Existing AI models, especially large language models, require massive amounts of data and computing power to solve complex problems like puzzles. A previous attempt to build a smaller, reasoning-focused model called the Hierarchical Reasoning Model (HRM) showed promise but wasn't fully optimized and didn't generalize well to new puzzles. The challenge was to create a small model that could effectively reason and solve these hard problems without needing huge resources.

What's the solution?

The researchers created TRM, which is significantly simpler than HRM. Instead of using two separate networks working at different speeds, TRM uses just *one* very small network with only two layers and a mere 7 million parameters.
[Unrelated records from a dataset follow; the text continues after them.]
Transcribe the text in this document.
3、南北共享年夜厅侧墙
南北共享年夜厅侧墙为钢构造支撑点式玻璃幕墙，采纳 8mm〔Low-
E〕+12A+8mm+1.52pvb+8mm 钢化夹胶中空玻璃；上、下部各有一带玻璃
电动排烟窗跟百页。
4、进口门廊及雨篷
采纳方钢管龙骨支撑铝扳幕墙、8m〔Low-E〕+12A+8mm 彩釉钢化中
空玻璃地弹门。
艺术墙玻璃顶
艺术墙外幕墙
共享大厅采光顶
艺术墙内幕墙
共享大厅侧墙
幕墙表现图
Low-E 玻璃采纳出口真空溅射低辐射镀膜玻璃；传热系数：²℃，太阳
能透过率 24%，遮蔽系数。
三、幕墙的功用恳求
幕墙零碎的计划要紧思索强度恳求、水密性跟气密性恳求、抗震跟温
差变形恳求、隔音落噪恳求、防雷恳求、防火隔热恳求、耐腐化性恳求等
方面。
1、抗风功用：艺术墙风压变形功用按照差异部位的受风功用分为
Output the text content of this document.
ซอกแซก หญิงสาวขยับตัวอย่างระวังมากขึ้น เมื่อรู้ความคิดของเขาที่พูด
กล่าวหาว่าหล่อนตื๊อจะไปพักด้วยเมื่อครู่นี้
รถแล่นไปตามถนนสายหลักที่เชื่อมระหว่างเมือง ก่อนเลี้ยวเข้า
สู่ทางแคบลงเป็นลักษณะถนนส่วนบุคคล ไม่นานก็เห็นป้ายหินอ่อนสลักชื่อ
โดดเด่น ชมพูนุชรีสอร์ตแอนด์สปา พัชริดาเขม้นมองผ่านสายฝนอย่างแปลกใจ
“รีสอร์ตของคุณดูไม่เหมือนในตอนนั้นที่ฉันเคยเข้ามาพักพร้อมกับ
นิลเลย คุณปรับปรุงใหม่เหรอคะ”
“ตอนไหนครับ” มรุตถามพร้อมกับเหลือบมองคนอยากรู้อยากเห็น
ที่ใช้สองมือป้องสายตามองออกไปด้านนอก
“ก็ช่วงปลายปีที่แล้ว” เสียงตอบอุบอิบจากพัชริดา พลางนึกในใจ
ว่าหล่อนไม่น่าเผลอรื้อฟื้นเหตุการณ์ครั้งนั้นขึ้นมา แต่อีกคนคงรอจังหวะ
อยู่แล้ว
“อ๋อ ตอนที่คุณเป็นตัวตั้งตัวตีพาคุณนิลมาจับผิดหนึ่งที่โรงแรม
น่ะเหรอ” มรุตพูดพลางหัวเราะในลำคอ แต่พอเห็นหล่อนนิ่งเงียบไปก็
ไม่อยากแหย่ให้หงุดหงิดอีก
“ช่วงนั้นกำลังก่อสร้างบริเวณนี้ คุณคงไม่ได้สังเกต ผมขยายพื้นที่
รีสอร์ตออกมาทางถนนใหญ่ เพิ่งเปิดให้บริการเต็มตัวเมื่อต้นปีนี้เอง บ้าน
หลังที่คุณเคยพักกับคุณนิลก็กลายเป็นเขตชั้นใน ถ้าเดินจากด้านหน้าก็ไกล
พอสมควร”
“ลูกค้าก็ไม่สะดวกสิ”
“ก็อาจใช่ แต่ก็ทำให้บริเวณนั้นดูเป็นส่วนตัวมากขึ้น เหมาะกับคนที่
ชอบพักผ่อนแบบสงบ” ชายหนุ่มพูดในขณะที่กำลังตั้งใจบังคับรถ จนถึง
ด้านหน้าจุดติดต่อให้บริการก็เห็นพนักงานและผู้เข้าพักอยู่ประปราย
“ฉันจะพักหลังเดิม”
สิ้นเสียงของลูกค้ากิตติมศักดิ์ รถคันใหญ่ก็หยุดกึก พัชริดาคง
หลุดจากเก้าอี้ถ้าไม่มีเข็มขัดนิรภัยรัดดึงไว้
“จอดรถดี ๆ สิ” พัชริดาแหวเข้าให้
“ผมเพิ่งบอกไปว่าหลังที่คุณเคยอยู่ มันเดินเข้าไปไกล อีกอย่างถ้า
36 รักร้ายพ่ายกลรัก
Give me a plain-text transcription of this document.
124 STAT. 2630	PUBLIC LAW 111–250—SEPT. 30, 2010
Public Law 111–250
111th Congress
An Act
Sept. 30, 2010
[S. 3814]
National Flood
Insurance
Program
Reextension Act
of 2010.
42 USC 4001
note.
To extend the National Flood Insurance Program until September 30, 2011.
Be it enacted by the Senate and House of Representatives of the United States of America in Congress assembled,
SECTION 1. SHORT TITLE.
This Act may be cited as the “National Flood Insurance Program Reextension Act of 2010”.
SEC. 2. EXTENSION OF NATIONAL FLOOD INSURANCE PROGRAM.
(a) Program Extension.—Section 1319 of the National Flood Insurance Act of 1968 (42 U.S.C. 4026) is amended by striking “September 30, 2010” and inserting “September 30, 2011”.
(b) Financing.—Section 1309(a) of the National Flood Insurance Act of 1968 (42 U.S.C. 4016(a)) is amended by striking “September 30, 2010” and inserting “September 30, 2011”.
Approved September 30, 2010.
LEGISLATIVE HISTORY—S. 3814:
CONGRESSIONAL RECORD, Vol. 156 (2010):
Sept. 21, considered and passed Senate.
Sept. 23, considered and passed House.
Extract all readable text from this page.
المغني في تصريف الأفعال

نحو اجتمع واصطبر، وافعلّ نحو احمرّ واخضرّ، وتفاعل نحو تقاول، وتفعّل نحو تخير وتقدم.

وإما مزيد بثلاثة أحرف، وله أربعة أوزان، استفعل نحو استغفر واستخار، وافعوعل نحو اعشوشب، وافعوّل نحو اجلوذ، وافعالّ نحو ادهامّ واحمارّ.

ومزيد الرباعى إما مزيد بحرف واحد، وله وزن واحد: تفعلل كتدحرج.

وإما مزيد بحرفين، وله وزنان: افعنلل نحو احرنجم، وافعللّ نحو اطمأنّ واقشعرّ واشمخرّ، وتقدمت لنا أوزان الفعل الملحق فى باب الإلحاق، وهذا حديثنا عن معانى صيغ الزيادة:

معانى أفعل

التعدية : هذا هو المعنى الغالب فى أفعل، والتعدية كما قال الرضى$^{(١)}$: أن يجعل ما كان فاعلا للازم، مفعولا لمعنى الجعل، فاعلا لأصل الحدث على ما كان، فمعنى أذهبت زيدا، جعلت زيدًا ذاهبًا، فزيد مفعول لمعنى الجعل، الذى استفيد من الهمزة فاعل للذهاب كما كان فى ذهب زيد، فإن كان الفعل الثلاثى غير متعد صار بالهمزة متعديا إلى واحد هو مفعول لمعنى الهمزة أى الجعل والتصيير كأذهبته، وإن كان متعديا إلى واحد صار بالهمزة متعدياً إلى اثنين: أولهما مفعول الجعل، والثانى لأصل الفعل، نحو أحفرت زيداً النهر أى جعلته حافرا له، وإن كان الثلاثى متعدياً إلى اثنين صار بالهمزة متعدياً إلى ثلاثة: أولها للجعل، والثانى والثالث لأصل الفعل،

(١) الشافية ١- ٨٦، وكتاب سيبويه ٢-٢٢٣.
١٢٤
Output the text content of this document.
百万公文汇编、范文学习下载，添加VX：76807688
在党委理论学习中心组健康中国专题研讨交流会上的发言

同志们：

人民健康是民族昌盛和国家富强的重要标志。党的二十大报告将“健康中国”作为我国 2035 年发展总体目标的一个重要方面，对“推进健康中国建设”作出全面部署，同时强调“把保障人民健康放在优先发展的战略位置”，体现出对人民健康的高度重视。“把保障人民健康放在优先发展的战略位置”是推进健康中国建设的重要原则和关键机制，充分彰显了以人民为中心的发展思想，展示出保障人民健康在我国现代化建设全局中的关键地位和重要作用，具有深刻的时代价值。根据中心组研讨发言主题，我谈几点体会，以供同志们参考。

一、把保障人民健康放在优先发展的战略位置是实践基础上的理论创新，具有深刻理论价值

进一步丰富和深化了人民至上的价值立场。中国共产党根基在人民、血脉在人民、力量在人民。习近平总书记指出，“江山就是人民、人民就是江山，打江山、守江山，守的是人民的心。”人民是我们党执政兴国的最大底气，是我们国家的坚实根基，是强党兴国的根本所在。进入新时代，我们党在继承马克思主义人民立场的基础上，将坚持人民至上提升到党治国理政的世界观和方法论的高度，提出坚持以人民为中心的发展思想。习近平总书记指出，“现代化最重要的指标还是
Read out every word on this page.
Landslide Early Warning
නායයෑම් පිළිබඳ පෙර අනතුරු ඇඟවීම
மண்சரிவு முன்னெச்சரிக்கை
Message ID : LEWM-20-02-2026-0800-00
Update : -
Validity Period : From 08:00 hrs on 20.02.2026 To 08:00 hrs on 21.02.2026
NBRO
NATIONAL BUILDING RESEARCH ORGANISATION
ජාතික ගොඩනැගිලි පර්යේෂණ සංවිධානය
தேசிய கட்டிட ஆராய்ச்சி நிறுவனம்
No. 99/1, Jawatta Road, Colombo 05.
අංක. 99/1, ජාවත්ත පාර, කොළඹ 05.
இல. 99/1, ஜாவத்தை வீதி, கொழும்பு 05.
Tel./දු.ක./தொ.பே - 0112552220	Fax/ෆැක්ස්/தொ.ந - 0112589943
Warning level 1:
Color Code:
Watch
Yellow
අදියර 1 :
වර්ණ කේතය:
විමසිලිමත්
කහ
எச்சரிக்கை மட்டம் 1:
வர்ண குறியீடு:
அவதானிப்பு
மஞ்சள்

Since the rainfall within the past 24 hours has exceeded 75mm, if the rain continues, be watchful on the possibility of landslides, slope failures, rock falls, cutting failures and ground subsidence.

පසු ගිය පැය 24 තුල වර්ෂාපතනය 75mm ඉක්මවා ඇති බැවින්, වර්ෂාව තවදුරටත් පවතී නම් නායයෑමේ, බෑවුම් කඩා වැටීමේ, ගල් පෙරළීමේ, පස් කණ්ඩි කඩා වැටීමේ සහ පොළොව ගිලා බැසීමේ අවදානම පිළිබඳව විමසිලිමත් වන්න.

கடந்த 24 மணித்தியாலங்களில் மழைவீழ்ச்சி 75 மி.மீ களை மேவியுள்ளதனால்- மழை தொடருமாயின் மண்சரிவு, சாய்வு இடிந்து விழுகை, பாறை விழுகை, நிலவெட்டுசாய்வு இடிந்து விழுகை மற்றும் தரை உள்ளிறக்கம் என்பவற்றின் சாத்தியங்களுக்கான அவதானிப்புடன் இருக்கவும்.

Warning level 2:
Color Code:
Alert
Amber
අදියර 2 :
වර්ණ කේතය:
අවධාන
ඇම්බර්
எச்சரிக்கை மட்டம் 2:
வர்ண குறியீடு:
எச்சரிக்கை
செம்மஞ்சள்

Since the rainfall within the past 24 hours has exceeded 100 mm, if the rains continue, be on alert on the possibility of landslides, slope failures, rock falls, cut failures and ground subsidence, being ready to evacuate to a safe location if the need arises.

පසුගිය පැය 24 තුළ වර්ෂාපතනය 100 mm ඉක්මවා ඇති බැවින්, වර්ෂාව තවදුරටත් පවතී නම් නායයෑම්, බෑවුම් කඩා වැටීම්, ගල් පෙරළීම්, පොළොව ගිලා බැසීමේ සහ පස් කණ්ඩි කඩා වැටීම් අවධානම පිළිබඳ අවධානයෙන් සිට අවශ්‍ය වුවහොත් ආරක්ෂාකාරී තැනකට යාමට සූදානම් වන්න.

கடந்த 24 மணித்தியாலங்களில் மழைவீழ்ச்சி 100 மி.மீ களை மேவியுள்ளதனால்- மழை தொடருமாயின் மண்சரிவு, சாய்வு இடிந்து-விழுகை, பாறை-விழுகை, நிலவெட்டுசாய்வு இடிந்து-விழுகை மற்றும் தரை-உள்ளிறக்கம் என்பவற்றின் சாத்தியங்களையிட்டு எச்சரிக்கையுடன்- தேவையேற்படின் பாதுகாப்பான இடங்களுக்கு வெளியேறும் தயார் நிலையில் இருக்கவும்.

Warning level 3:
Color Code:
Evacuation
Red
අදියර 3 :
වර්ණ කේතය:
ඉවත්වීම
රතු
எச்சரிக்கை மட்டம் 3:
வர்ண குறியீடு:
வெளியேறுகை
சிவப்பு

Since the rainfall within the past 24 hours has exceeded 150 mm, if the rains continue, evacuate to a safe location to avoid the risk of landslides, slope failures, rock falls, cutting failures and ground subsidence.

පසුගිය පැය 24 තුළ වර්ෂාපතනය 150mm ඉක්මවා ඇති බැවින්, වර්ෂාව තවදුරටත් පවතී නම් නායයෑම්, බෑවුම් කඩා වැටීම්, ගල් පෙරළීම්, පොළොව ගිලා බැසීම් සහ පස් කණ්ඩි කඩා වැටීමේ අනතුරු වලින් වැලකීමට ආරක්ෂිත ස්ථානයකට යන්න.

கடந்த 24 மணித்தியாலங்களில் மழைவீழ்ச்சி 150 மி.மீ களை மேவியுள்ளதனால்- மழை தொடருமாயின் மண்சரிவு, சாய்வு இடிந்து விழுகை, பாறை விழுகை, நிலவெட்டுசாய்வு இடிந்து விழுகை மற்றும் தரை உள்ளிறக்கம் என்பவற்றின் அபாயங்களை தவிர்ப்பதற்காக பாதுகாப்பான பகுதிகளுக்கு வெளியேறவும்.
It works by repeatedly applying this single network to the problem, essentially 'thinking' through the puzzle step-by-step. This recursive approach allows it to achieve high accuracy on difficult puzzle datasets like ARC-AGI.

Why it matters?

This work is important because it demonstrates that strong reasoning abilities don't necessarily require enormous AI models. TRM achieves better results than many much larger models, using a tiny fraction of the computational resources. This opens the door to developing powerful AI that can run on less powerful hardware, making it more accessible and energy-efficient, and potentially leading to new AI applications in resource-constrained environments.

Abstract

Hierarchical Reasoning Model (HRM) is a novel approach using two small neural networks recursing at different frequencies. This biologically inspired method beats Large Language models (LLMs) on hard puzzle tasks such as Sudoku, Maze, and ARC-AGI while trained with small models (27M parameters) on small data (around 1000 examples). HRM holds great promise for solving hard problems with small networks, but it is not yet well understood and may be suboptimal. We propose Tiny Recursive Model (TRM), a much simpler recursive reasoning approach that achieves significantly higher generalization than HRM, while using a single tiny network with only 2 layers. With only 7M parameters, TRM obtains 45% test-accuracy on ARC-AGI-1 and 8% on ARC-AGI-2, higher than most LLMs (e.g., Deepseek R1, o3-mini, Gemini 2.5 Pro) with less than 0.01% of the parameters.